Far, far worse was the Grief, which drove out reason and weakened the will. Every night, revenants flew over the skies of Bruges, and called the names of the living, over and over. Every night, some of the living went mad. They saw strange sights, and tore their hair and flesh, and would not eat or drink.
And, then, one of two things would happen:
The Grief-stricken would go pale and thin until they, too, became revenants, and walked out of their houses to take the hands of their beloveds, and walk away, over the walls, though the living (sometimes) tried to hold them back.
Or the newly Grief-stricken opened their doors and let the revenants in, willingly. Once a revenant entered a house, everyone who lived there would be dead of the Plague within days.
Buried death or walking death: those were the only outcomes, once the revenants’ call opened the heart of a living person.
But Margriet did not fear the dead. Willem might well be dead, that she knew. Three weeks since the Battle of Cassel, and no sign of her husband. He might well have been among the prisoners fed to the Hellbeast, in which case he would be a revenant. What of it? If she heard him call, she would be glad, for she would know she was truly a widow. Her husband could call her name all he liked, and she would only smile, knowing he was dead. There was no crack in her heart by which the Grief could enter.

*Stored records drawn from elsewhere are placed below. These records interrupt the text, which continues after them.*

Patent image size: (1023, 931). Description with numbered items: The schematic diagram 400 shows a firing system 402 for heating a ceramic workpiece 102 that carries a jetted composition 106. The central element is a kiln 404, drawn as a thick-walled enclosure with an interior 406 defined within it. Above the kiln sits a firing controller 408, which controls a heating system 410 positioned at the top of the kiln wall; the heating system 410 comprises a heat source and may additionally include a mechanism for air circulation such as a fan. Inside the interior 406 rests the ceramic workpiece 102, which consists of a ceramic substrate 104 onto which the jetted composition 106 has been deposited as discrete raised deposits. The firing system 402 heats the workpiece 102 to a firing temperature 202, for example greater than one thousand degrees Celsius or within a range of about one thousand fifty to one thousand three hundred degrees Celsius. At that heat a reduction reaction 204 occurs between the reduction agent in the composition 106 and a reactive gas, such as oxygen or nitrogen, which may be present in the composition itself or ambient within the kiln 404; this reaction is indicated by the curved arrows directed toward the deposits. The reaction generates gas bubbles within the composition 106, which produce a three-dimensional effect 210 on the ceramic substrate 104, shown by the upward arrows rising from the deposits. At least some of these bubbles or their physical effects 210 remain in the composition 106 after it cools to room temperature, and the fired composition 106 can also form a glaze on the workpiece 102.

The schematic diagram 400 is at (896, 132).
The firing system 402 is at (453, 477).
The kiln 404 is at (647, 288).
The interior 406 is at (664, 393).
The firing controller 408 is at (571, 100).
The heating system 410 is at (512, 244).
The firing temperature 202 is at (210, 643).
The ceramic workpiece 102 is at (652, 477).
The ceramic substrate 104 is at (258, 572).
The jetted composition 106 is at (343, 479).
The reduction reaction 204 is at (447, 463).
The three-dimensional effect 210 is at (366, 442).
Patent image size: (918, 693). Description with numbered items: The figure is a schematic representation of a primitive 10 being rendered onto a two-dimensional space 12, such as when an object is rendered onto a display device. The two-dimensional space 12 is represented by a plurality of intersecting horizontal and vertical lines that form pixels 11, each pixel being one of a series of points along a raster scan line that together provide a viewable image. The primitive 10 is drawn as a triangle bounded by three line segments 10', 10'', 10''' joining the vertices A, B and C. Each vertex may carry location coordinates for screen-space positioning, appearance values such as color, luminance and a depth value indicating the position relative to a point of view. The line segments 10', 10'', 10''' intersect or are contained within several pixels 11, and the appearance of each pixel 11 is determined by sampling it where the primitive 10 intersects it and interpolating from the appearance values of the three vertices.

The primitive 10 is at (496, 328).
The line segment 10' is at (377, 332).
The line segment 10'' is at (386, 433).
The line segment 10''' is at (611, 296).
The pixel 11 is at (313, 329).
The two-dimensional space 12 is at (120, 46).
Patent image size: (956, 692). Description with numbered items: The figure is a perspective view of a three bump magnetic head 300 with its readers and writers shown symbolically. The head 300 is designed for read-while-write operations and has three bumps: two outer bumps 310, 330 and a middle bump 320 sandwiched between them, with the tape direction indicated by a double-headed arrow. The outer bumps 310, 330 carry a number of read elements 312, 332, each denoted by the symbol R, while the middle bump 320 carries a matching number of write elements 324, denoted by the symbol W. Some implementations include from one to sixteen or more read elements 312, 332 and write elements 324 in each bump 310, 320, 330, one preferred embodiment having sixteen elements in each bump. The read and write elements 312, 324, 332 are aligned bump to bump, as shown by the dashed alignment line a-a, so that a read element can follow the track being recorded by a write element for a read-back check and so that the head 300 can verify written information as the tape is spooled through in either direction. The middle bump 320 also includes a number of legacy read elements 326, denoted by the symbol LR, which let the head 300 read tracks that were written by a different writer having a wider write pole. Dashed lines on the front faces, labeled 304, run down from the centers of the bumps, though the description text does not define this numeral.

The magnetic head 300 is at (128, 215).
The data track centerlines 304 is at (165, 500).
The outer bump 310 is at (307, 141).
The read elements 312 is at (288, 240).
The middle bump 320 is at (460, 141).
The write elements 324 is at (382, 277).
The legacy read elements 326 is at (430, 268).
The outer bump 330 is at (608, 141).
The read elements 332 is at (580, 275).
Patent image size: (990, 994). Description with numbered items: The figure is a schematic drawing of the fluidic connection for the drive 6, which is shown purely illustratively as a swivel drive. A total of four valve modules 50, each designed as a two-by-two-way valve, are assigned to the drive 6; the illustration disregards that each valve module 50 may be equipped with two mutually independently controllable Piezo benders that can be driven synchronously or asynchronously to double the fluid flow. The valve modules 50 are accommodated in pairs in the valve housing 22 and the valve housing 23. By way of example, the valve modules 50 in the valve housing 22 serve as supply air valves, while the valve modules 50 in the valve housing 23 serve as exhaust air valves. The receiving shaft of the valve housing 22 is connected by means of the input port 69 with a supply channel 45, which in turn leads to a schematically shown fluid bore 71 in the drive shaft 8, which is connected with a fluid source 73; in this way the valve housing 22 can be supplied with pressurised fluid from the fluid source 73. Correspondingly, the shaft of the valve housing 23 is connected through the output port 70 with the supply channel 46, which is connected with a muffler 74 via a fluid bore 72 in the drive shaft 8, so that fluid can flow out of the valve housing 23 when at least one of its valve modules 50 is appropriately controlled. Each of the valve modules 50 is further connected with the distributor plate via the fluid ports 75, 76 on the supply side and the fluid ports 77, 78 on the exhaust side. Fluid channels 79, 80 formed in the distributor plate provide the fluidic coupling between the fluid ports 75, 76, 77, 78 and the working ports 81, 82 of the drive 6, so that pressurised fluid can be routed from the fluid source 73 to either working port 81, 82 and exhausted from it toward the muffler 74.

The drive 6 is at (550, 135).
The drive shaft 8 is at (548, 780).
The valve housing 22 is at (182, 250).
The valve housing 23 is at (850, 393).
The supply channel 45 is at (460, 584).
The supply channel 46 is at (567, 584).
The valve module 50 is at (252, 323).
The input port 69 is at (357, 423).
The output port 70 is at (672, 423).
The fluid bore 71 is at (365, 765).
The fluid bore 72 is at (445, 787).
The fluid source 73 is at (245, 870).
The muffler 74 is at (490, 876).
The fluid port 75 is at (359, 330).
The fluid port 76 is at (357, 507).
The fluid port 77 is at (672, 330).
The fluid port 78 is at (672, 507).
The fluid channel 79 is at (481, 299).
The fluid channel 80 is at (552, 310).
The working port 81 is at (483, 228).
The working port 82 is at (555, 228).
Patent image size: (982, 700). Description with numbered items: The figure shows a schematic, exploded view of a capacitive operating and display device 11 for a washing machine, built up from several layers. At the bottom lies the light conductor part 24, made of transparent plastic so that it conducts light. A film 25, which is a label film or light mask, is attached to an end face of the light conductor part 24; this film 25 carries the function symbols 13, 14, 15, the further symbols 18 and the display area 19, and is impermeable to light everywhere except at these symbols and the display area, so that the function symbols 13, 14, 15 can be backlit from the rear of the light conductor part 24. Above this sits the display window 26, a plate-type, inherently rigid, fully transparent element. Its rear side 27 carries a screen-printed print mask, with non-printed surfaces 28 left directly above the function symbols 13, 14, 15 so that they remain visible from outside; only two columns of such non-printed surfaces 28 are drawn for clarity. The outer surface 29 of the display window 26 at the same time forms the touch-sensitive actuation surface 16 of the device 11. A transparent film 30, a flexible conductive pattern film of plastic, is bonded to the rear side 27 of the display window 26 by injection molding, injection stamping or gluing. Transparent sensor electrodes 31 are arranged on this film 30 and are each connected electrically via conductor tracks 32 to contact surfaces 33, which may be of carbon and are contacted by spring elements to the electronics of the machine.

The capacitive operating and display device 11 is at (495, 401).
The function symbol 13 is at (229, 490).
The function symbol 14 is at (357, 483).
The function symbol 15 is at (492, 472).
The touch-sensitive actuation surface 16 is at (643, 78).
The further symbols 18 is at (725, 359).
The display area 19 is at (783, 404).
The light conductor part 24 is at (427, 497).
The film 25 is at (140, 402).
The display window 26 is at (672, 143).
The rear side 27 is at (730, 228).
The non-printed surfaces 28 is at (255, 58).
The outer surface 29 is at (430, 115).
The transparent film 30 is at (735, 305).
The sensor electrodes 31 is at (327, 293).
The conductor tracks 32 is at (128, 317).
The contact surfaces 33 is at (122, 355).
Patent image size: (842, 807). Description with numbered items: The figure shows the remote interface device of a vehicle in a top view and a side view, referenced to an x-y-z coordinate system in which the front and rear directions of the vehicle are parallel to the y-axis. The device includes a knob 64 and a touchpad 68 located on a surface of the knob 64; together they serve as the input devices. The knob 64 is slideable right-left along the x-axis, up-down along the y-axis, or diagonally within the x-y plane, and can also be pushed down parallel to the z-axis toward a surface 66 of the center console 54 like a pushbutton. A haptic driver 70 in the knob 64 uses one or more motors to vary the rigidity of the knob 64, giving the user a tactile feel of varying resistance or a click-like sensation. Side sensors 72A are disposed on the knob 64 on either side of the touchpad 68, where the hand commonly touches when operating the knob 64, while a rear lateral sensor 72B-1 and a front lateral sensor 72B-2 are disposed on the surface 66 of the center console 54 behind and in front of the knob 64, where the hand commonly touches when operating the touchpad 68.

The Chatelaine paced the rolling floor of her private chamber, swinging the mace that fit over her hand like a gauntlet, that bit into her flesh and seemed now to grow out of her arm, at her side.
Her husband’s house had many rooms and most of them were red. Great halls that glistened red, deep wormholes that glowed red, wiggling passages that pulsed red. The Chatelaine was fluent in all its hues and meanings.